From Mary’s post “Discipline? What’s that?”:
I’m really very bad at following through with things. I have lots of big ideas about all sorts of things, but most of them never make it past the idea stage. Even some things that do, I don’t finish.
It’s not a trait I particularly like about myself. It’s just not very nice to think about all the things I want to do, and remember all the things I haven’t done. […] I sometimes half wonder if I have a very mild form of ADD that, because I can function in society without any external assistance, isn’t really a disorder. Because the reason I don’t end up following through on ideas is that I just have so many of them, and the one I’m currently working on is always the least interesting of them all.

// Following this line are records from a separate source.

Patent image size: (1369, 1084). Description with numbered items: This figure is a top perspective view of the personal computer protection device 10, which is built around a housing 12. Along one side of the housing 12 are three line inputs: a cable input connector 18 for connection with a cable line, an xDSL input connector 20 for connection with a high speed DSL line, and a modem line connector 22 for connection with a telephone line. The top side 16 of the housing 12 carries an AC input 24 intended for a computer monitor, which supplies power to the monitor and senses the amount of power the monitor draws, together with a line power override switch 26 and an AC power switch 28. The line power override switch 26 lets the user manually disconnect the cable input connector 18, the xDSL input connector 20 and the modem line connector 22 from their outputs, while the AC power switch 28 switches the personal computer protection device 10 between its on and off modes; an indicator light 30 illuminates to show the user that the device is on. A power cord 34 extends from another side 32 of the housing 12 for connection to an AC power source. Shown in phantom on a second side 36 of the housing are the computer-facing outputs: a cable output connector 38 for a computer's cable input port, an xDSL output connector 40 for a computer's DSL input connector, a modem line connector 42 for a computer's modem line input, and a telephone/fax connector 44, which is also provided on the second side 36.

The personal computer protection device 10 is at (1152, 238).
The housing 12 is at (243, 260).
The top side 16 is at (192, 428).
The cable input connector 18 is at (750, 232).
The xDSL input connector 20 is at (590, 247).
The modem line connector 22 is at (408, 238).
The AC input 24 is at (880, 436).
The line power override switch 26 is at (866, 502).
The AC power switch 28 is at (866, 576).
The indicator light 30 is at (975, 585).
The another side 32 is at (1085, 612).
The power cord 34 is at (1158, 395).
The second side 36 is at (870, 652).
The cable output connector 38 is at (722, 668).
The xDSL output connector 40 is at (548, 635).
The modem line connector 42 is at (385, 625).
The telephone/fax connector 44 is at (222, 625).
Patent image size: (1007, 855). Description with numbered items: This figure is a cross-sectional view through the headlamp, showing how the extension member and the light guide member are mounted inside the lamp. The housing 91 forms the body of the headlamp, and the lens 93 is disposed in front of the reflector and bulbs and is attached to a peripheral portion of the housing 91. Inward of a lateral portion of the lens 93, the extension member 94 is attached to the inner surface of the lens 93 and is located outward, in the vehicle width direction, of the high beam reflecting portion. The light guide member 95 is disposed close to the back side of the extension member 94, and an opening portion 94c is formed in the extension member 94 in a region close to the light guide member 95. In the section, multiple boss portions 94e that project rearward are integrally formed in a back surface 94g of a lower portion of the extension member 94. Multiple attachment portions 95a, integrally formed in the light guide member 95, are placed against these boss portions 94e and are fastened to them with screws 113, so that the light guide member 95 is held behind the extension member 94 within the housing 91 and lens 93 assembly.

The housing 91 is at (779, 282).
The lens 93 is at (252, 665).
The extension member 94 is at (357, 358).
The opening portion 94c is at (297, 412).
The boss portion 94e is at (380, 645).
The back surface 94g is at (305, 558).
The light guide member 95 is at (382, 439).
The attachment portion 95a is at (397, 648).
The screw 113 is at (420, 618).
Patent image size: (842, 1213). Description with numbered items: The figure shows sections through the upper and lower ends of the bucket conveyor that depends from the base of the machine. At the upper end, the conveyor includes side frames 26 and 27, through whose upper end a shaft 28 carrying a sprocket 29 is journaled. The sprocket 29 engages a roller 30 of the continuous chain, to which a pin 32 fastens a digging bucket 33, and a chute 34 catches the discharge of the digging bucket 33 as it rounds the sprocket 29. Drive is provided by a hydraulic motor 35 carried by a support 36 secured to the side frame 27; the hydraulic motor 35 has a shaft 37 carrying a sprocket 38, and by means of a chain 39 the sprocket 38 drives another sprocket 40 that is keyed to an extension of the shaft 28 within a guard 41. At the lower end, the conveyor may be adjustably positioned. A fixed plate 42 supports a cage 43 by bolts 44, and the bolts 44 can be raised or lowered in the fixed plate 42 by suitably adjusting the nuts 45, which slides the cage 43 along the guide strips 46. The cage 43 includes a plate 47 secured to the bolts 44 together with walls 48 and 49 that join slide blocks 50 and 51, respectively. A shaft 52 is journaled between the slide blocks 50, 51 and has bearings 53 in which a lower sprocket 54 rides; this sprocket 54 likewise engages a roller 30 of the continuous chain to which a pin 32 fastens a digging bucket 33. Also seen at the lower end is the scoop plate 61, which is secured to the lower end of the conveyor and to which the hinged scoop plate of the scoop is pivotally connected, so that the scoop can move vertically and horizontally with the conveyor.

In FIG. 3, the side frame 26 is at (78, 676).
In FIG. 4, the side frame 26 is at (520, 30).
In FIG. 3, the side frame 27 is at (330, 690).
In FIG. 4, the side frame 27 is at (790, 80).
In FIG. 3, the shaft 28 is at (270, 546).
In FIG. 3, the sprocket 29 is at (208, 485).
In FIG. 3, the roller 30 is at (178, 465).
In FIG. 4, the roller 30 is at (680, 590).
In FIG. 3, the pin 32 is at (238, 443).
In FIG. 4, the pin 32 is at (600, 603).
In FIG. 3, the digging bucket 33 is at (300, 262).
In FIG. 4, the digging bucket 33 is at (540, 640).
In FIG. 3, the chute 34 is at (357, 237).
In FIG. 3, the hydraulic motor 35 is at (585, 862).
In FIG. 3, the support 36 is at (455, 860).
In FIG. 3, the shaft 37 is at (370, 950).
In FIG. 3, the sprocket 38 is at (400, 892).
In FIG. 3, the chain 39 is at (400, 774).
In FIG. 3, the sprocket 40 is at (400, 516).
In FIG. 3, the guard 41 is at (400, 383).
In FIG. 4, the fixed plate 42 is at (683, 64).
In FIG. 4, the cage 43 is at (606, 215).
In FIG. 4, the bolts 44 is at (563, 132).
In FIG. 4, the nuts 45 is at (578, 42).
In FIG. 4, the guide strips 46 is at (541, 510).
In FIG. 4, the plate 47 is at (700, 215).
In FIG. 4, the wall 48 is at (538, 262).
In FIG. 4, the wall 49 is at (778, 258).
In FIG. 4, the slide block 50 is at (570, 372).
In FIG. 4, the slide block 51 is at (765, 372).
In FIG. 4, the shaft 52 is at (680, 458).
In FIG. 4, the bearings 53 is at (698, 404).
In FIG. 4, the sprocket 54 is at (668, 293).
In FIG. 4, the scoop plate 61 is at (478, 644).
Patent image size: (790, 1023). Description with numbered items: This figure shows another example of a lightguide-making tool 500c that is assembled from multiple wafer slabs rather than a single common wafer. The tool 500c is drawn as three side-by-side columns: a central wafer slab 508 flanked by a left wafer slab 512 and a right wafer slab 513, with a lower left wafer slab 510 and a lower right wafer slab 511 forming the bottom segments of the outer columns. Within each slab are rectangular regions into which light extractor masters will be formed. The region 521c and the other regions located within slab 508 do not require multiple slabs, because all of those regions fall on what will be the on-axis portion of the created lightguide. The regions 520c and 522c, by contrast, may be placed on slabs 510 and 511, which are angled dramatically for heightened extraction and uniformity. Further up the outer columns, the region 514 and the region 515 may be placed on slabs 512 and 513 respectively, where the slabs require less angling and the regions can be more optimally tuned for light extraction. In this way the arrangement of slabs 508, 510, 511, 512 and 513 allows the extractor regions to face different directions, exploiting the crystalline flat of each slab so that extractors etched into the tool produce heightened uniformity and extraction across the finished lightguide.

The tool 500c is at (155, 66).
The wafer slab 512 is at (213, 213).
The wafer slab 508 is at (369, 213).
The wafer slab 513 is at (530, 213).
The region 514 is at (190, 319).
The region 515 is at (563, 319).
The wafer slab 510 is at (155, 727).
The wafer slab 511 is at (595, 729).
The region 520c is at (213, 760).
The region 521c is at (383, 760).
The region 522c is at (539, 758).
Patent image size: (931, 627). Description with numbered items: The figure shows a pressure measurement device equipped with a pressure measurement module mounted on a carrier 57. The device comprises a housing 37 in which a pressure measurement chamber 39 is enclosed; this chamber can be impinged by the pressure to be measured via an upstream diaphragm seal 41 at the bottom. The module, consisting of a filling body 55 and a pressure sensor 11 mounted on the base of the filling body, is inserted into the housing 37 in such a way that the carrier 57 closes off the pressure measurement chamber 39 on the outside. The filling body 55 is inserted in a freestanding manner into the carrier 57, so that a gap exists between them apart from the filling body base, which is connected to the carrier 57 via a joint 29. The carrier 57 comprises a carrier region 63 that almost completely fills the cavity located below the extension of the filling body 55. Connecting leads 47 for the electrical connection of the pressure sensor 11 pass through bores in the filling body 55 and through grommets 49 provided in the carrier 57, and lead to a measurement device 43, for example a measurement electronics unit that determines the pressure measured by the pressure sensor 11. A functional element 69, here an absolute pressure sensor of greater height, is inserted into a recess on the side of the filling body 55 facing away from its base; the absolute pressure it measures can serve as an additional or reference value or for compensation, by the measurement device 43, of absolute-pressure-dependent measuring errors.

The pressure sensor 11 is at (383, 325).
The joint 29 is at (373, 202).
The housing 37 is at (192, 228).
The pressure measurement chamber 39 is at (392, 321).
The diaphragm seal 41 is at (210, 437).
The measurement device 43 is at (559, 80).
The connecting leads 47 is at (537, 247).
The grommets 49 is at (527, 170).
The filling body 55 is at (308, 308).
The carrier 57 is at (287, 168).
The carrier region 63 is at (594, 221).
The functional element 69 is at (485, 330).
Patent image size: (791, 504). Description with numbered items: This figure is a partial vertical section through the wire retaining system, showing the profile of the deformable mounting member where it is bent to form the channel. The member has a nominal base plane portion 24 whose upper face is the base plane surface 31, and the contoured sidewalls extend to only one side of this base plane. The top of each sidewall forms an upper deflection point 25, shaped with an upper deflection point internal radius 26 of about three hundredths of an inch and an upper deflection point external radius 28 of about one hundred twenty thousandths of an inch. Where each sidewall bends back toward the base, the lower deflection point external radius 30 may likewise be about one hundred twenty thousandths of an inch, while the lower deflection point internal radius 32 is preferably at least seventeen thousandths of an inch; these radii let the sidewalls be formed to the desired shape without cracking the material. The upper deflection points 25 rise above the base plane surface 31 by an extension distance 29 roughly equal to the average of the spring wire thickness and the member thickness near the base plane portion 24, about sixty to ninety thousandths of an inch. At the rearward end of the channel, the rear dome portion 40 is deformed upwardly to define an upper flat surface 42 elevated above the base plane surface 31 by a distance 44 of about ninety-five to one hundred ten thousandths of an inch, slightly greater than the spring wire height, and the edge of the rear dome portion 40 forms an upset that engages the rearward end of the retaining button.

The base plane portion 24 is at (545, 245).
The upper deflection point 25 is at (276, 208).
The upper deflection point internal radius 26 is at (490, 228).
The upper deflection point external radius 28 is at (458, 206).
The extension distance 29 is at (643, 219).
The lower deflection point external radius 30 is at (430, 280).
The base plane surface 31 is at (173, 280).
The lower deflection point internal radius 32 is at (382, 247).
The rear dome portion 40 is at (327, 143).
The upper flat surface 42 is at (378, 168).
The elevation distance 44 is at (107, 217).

And the other part of the problem is that I just have so many interests. It’s not exactly true that I’m interested in everything, but it’s not actually as much of an exaggeration as it might seem. Still, there are only so many waking hours in each day, and I have to devote a whole lot of them to working. I’d probably have more time to devote to useful pursuits if I didn’t genuinely enjoy goofing off, too.
That is exactly what I struggle with as well. And I don’t have the solution for myself yet, but believe me, I’m trying to find it. Because it’s embarrassing to go back to my alma mater 2 years after graduating and have no real answer to the question, “How’s the writing?”
(That said, I am SO glad I went to Carnegie Mellon’s Commencement this weekend! I had a great time with my family, and I got to meet up with several friends. As a former Resident Assistant, seeing my first group of residents graduating gave me a staggering mix of pride and excitement. They are amazing people, and I can’t wait to see what they accomplish!)